Yes. A phd has very little overlap with learning broad topics about a field (unlike masters and bachelors/associates). Unless your job is literally to do research on the subject of your dissertation, it will not help.
What about working harder than your peers? If you're 2x harder working than the avg phd student shouldn't you be able to dedicate half or a third of that time to work and still finish the phd in 5 years?
How many PhD students have you known? The successful ones at least work extremely hard already; there is no such thing as working twice as hard as them.
So you take the 0.01% of all university students, that are accepted into a PhD program, and then take the 0.01% of that ?
So 0.0001% of all university students, and then... work three times as hard as them ?
Working harder gets exponentially harder the harder you work. So... 0.0000000000001% of all students then ?
And now, in your application form for a PhD program, you want to convince an employer that they should hire you because you think in you are in that bracket, without any proof that backs it up, even though if for some reason you are not, things catastrophically fail for your employer ?

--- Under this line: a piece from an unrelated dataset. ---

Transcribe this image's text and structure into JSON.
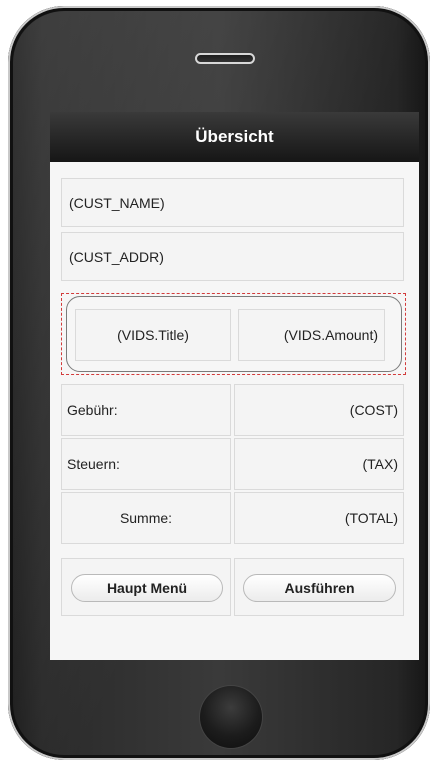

If you don't mind anecdata: I'm in the third year of my PhD and would classify myself as an average hard worker compared to my peers. It is highly improbable for someone to work three times as hard as an average PhD in any half-decent program. A lot depends on your adviser but anyone serious about their work will demand a certain level of output from their grad student (like any other manager situation) which necessitates a certain level of work. PhDs and post-docs are notoriously underpaid for the amount of work they do.
That's my point, can someone in that group instead of devoting more time than the average to their academic work take that extra time and devote it to their job?
No. If you plan to be successful, there is little to no time outside of being a PhD student. If you want to be in the top 1%, and especially the top 0.01%, you should plan to spend your free time researching to become an expert in your field. But such numerical distinctions are typically meaningless since, by virtue of working towards a dissertation, you should be pushing the boundaries of your field of knowledge and thus have few exact comparables as peers.
Source: me (several years now complete w/ PhD), my cohort in my program, and my PhD-earning friends outside my field.
Take olympic athletes. There are differences not only in the level of work but also physiologically between those who win gold medals and those who can't be olympic athletes. If you're a would-be gold medalist why isn't it possible to settle for getting into the olympics and have a job on the side?
That's an interesting analogy. If you can find recorded examples of part-time Olympic athletes from a competitive country that would help your point. By a competitive country, I mean one with non-negligible chance of getting a medal in that sport.
I wonder if they exist and if so, how rare.
I suspect it's extremely rare or non-existent for an athlete who holds another full-time job up to the selection time to get selected into a US Olympic swimming team, for example.
So if you had the capability to be one of the greatest PhD students in the world your strategy would be "do a bunch of stuff average instead"? How would you achieve such a high level of performance in the first place? Being a good grad student is as much learned and practiced as any other skill.
"But if you want something extraordinary, you have two paths:
1. Become the best at one specific thing.
2. Become very good (top 25%) at two or more things.
The first strategy is difficult to the point of near impossibility. Few people will ever play in the NBA or make a platinum album. I don’t recommend anyone even try.
The second strategy is fairly easy. Everyone has at least a few areas in which they could be in the top 25% with some effort."
I'm not sure what your ideal of a good PhD student is; there's no measurable level of "good enough" that once met allows you to do a bunch of other things. It's supposed to be an all-consuming, single-focus period of intense research and knowledge generation.
“Hard work” in the context of phd studies is not measured in a number of hours one works per week. It’s measured in a number of first author publications in top journals/conferences.
Let’s assume this is a CS PhD (so no “lab” work). Is this person doing 60 hours of actual research a week? If I did a PhD while working full time, I would expect to do purely research. I’m not interested in teaching or grading papers or anything non-dissertation related.
Btw, this is how most people do their PhDs here. It’s a quick in and out 3 year seal-team like operation. Caveat: We see Ph.D as a degree you do after a 2 year Masters degree. So in total 5 years after undergrad.
When I was in grad school (Econ, not CS) teaching, etc., was less than 10h a week. The rest of the time was research. So yeah, 60+ hours of actual research a week.
That seems... excessive? 60 hours a week / 5 days a week is 12 hours a day. Even working Saturdays, that would give you 10 hours a day 6 days a week. I personally have never met any single PhD student who did that amount of pure research each week for 5 or 6 years. Again, I'm not talking about "lab" type research.